Auf der Einladung vermerkte Thiele, daß mit der Ausstellung Maßnahmen »gegen die weitere Ueberflutung Deutschlands mit Filmplakaten, die geschmacksverbildend, verrohend und entsittlichend wirken«, angeregt werden sollte. Als das die Filmverleiher hörten, zogen einige von ihnen ihre schon zur Verfügung gestellten Plakate schnell wieder zurück.
Da Thiele damit rechnete, daß einige der erbosten Verleiher durch einstweilige Verfügungen und Beschlagnahmen die Ausstellung platzen lassen würden, verlegte er die Veranstaltung vorsichtshalber in das immune Bonner Bundeshaus.
Unter den dort ausgestellten 44 Plakaten aus den Jahren 1948 bis 1951 fehlten weder die »Straße der Sünde« noch die »Verbotene Liebe«, weder die »Insel ohne Moral«, »Nachtclub-Lilly«, »Zur Roten Laterne«, »Abenteuer im Harem«, »So jung und so verdorben« noch der uralte »Würger«. Es wurden auch ganz unverfängliche und dazu gute Plakate gezeigt ("Schuld des Dr. Homma«, »Hilfe, ich bin unsichtbar"), aber selbst bei den unverfänglichen Stükken dominierten die weniger gut gemachten, wie etwa der handfeste Kitsch um Liebeneiners »Tor zum Frieden«.
MdB Dr. Decker, Mitglied des Kulturpolitischen Bundestagsausschusses und der Bayernpartei, sprach inmitten der plakatierten Busen und Beine im Bundeshaus von »bodenloser Schamlosigkeit« und forderte eine staatliche Einflußnahme auf die Plakatgestaltung zumindest auf dem Umweg über die Filmbürgschaften und dazu eine Filmplakatsteuer mit Steuererlaß für künstlerisch wertvolle Plakate.
Auch Bundespräsident Heuss sah sich die Schreckenskammer im Parlamentsgebäude an.

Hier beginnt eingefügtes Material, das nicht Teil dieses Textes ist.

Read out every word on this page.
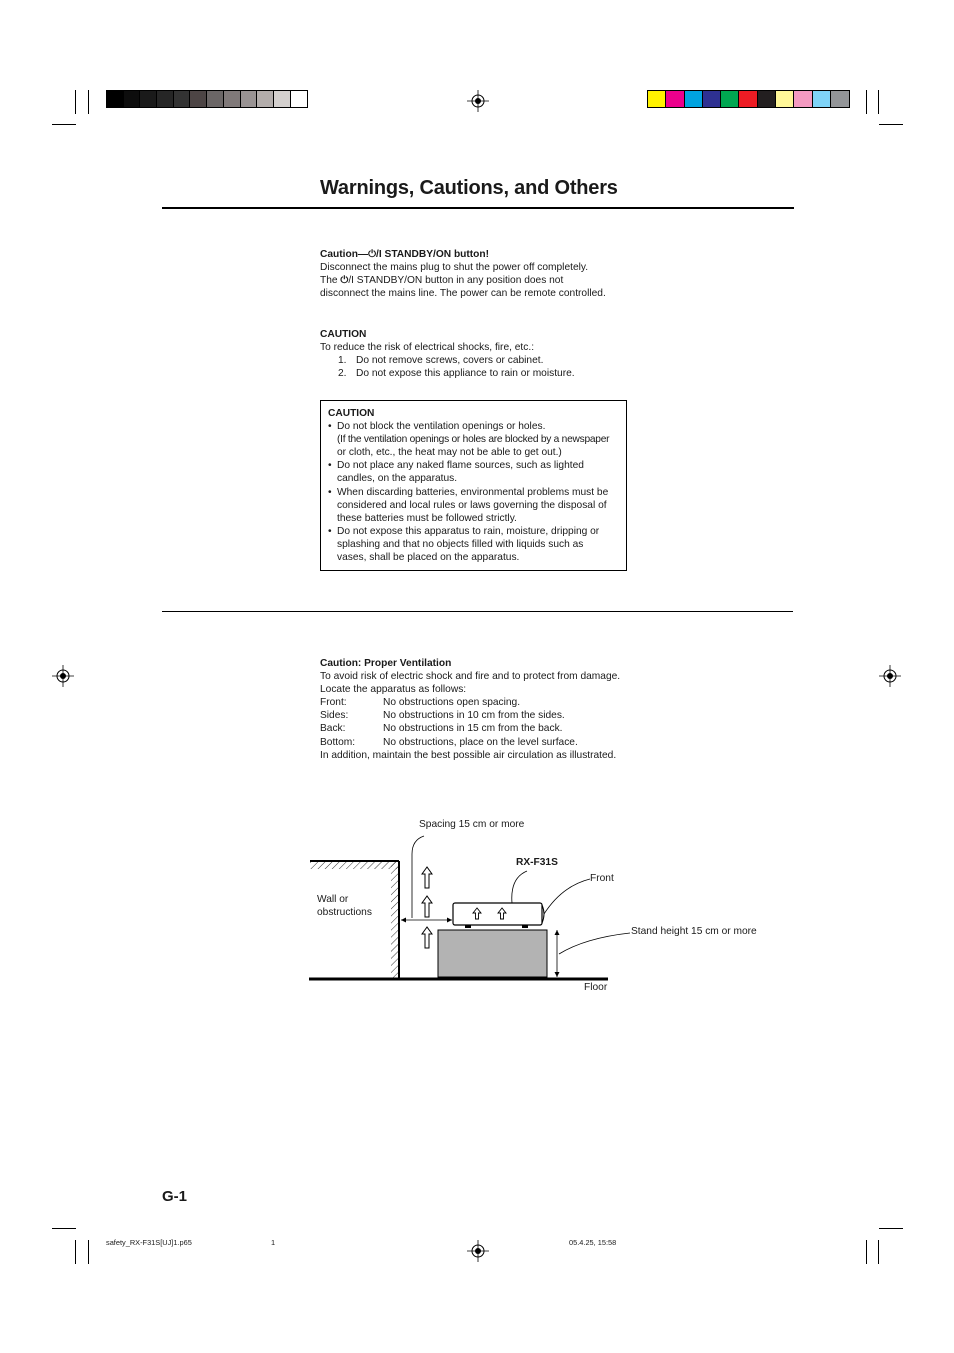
Warnings, Cautions, and Others

Caution—⏻/I STANDBY/ON button!

Disconnect the mains plug to shut the power off completely.

The ⏻/I STANDBY/ON button in any position does not

disconnect the mains line. The power can be remote controlled.

CAUTION

To reduce the risk of electrical shocks, fire, etc.:

1. Do not remove screws, covers or cabinet.
2. Do not expose this appliance to rain or moisture.
CAUTION
• Do not block the ventilation openings or holes.
(If the ventilation openings or holes are blocked by a newspaper
or cloth, etc., the heat may not be able to get out.)
• Do not place any naked flame sources, such as lighted
candles, on the apparatus.
• When discarding batteries, environmental problems must be
considered and local rules or laws governing the disposal of
these batteries must be followed strictly.
• Do not expose this apparatus to rain, moisture, dripping or
splashing and that no objects filled with liquids such as
vases, shall be placed on the apparatus.

Caution: Proper Ventilation

To avoid risk of electric shock and fire and to protect from damage.

Locate the apparatus as follows:

Front:	No obstructions open spacing.
Sides:	No obstructions in 10 cm from the sides.
Back:	No obstructions in 15 cm from the back.
Bottom:	No obstructions, place on the level surface.

In addition, maintain the best possible air circulation as illustrated.

Spacing 15 cm or more
RX-F31S
Front
Wall or
obstructions
Stand height 15 cm or more
Floor
G-1
safety_RX-F31S[UJ]1.p65	1	05.4.25, 15:58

Er schüttelte dabei den Kopf, und der Streit darüber, warum er wohl den Kopf schüttelte, ist heute noch nicht entschieden: die Bonner Veranstalter behaupten, aus Entsetzen über das Niveau der deutschen Filmwerbung. Die Wiesbadener Selbstkontrolleure glauben dagegen, daß Theodor Heuss sich über die Auswahl der gezeigten Plakate mokierte.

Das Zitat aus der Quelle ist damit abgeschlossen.